Lottiamo contro l’oppressione per continuare a rimanere
oppressi. Se il nostro vivere si sostanzia solo in bisogni e necessità,
solitudine dei nostri effimeri desideri, impulsi dettati dall’inquietudine,
allora tanto vale farsi trasportare dall’opinione, dalla corrente, dal gregge,
dalla massa informe e dal sentimento dominante. E’ più semplice, reca meno sforzo
e non si perde mai!
Se volessimo veramente ribellarci ad una democrazia
autoritaria, dovremmo dapprima liberarci dalle instabili processioni del sé. Un
sé non da noi compreso che cerca di identificarsi con la stessa società che lo
soffoca. Forse, allora, bisognerebbe parlare di liberazione anziché di libertà
per spezzare le catene della paura. Liberazione dalle costrizioni del sé.

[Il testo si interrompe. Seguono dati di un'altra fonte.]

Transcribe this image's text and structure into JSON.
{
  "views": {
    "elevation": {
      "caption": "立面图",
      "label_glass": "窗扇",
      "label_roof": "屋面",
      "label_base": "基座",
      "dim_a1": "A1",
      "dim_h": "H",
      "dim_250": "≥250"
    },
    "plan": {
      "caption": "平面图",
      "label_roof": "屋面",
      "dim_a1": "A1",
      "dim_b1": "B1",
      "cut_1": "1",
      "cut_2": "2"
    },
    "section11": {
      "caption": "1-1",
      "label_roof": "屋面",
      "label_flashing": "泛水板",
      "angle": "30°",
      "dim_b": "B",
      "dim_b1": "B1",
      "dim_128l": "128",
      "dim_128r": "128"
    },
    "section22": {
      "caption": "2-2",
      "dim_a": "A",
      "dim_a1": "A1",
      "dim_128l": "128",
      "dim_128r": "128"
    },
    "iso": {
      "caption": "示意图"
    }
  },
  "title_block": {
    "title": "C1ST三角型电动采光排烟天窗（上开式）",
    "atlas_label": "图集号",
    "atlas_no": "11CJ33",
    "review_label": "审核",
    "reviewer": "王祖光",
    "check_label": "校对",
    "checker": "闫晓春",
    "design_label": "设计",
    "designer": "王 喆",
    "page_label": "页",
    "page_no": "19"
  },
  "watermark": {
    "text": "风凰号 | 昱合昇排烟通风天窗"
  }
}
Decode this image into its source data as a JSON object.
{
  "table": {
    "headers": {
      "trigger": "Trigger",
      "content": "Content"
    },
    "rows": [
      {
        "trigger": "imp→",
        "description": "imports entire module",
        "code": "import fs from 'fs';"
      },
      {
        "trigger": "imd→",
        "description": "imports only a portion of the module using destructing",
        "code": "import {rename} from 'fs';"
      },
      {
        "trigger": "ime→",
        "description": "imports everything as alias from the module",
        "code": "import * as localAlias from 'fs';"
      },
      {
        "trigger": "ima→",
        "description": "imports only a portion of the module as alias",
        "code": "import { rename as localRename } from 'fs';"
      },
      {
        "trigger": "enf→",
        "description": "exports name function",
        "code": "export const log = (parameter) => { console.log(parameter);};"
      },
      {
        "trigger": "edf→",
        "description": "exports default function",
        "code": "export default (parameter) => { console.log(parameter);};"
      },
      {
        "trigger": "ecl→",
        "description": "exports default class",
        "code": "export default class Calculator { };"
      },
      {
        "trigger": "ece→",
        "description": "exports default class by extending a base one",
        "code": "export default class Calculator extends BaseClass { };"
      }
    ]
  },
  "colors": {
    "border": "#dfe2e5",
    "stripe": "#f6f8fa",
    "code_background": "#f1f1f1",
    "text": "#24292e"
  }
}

Obbedire ad un supremo principio etico dove la sola libertà è nel perdersi in
una verità di ordine superiore. Un mondo
al di là del mondo come spiegava Socrate.
I motivi che guidano e illuminano l’azione dell’uomo sono sempre
gli stessi: onore, fedeltà, amore del vero e devozione al bene. Senza una
riforma del cuore non ci può essere libertà.